Antoine is the security incident response lead of the StarGazer CSIRT which is using TheHive (TH) to handle incidents and keep the monsters at bay. Their TH instance is connected with their MISP server and Antoine has been keeping an eye on the top navigation bar of the application to spot new MISP event notifications that would need processing. Here comes one. Antoine clicks on the notification bubble and is taken as a result to the Import MISP events view.

The Import MISP events View

Indeed, a new MISP event showed up from a partner’s instance that is synced with StarGazer’s. Antoine previews the event, decides it worths an investigation and creates a TH case out of it with a number of associated tasks by clicking on import event. StarGazer CSIRT has indeed taken advantage of TH case template engine to match handling MISP events to their processes.

Preview a MISP event before importing it

Isabelle, a StarGazer security analyst, has just wrapped up a task from a previous case, looking for suspicious activities in proxy logs. She completed her analysis, updated the task in TH and closed it. Since the Flow was open on her screen, she saw Antoine creates the new case and the related tasks. As it happens, one of them consists of searching URLs copied over from the MISP event in the proxy logs.

The Flow

Isabelle clicks on the new task, an action that automatically assigns it to her, and starts working on it. Antoine sees what Isabelle is up to thanks to the Flow and then moves on to deal with a different task.

A few minutes later, Antoine’s eyes are caught by a new MISP event notification.

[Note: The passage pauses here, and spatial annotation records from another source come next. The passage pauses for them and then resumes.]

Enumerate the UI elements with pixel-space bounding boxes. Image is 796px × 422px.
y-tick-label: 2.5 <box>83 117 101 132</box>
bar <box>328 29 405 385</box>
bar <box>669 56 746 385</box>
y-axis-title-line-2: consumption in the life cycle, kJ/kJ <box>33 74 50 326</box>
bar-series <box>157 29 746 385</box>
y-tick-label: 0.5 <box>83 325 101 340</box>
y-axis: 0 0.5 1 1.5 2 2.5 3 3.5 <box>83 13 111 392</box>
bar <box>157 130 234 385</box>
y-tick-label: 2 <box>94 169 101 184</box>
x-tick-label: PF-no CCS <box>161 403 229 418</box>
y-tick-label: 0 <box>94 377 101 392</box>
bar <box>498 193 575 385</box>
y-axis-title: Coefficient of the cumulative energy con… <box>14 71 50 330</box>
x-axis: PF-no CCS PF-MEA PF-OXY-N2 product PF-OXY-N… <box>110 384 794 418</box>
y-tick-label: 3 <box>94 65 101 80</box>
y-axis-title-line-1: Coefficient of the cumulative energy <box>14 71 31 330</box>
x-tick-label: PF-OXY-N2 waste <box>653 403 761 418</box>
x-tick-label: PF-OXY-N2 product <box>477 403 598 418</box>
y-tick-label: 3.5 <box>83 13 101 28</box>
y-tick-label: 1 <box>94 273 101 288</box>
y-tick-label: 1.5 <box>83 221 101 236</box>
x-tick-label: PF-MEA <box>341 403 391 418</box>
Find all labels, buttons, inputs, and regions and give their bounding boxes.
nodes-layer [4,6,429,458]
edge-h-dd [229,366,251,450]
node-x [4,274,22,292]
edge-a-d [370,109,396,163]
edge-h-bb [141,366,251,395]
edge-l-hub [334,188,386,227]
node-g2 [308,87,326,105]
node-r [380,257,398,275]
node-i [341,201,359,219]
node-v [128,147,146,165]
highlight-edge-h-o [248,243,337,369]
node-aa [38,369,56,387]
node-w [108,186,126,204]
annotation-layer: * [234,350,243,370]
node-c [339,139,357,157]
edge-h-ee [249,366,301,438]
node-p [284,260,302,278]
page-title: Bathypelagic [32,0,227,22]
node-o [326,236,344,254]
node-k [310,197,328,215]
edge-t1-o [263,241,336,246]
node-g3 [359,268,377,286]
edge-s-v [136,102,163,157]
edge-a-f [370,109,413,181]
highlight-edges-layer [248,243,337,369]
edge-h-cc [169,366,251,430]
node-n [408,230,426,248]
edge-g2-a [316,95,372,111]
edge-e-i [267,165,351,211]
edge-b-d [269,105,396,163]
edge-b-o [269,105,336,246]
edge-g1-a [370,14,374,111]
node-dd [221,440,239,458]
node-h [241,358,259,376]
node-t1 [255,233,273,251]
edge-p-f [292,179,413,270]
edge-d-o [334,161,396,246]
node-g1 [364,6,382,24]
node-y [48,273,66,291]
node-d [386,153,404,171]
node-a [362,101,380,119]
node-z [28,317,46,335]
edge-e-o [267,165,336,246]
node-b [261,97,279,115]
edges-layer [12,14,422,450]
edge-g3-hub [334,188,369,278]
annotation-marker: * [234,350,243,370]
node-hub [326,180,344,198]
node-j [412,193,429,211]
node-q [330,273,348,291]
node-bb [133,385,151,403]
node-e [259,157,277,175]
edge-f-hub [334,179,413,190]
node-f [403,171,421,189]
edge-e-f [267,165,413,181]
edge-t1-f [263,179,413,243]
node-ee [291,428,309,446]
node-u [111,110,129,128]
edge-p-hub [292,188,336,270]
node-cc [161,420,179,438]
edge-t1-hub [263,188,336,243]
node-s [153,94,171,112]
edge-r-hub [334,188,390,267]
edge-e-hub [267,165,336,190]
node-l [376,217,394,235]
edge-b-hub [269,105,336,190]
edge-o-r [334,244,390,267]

He can’t handle it right now so he reaches out to Sabine, the backup incident response lead, and asks her to take care of it. Sabine obliges and previews the new event which is from a different source than the first one. She decides that it deserves an investigation as well and there, she creates a new case. Time flies by and StarGazer analysts are buzzing along the two investigations only to realize that the two MISP events were in fact almost the same.

Here is what happened. The two events were published by two different sources who were subjected to a spear-phishing attack by the same threat actor. While the malicious attachments are unique for each recipient, they drop the same malware which beacons using HTTP to a small set of C2s that were successfully identified by both parties. The email addresses used by the attacker are different but not the MTA. Moreover, the email subjects have the same pattern.

In this situation, using the current TH version (2.9.0), the analysts’ hands are kind of tied. They may close the second case after manually copying the observables that were created out of the new MISP event to the case opened by Antoine for example. What a hassle. It kinds of defeat the productivity boost they were expecting by choosing TH.

Enters case merging.

In TH version 2.9.1, which will be released in a few days, the StarGazer team will be able to merge both cases very simply, creating a new one, without losing observables, tasks or their associated logs. So even if a new MISP event pops up hours or days later, they will be able to create a case out of it and merge the case right away with an existing one if similarities are found. And spotting similarities is quite easy with TH since when you create and update a case, the Web UI Case View will tell you if there are look-alike cases based on observables. You can also navigate to the observables tab of the new case, choose to display 100 at a time and see if most observables have an ‘eye’ icon associated with them (which means they have already been seen). Of course, this second method is not ideal and if you want be thorough you’d want to review if all the observables have an ‘eye’ icon.

Case merging will not be limited to cases created out of MISP events. You may use this feature for any case that you have created in TH.

But what happens if, after merging, the MISP event that was used to create one of the original cases is updated and new attributes have been added to it? As this reporter was pestering the chefs with questions, they asked him to leave the kitchen since they were putting the very last touches to the recipe so he complied.

Well, all we have to do is grab a nice table, put a napkin on our lap, and wait for the new version to be served. Maybe then our question will be answered.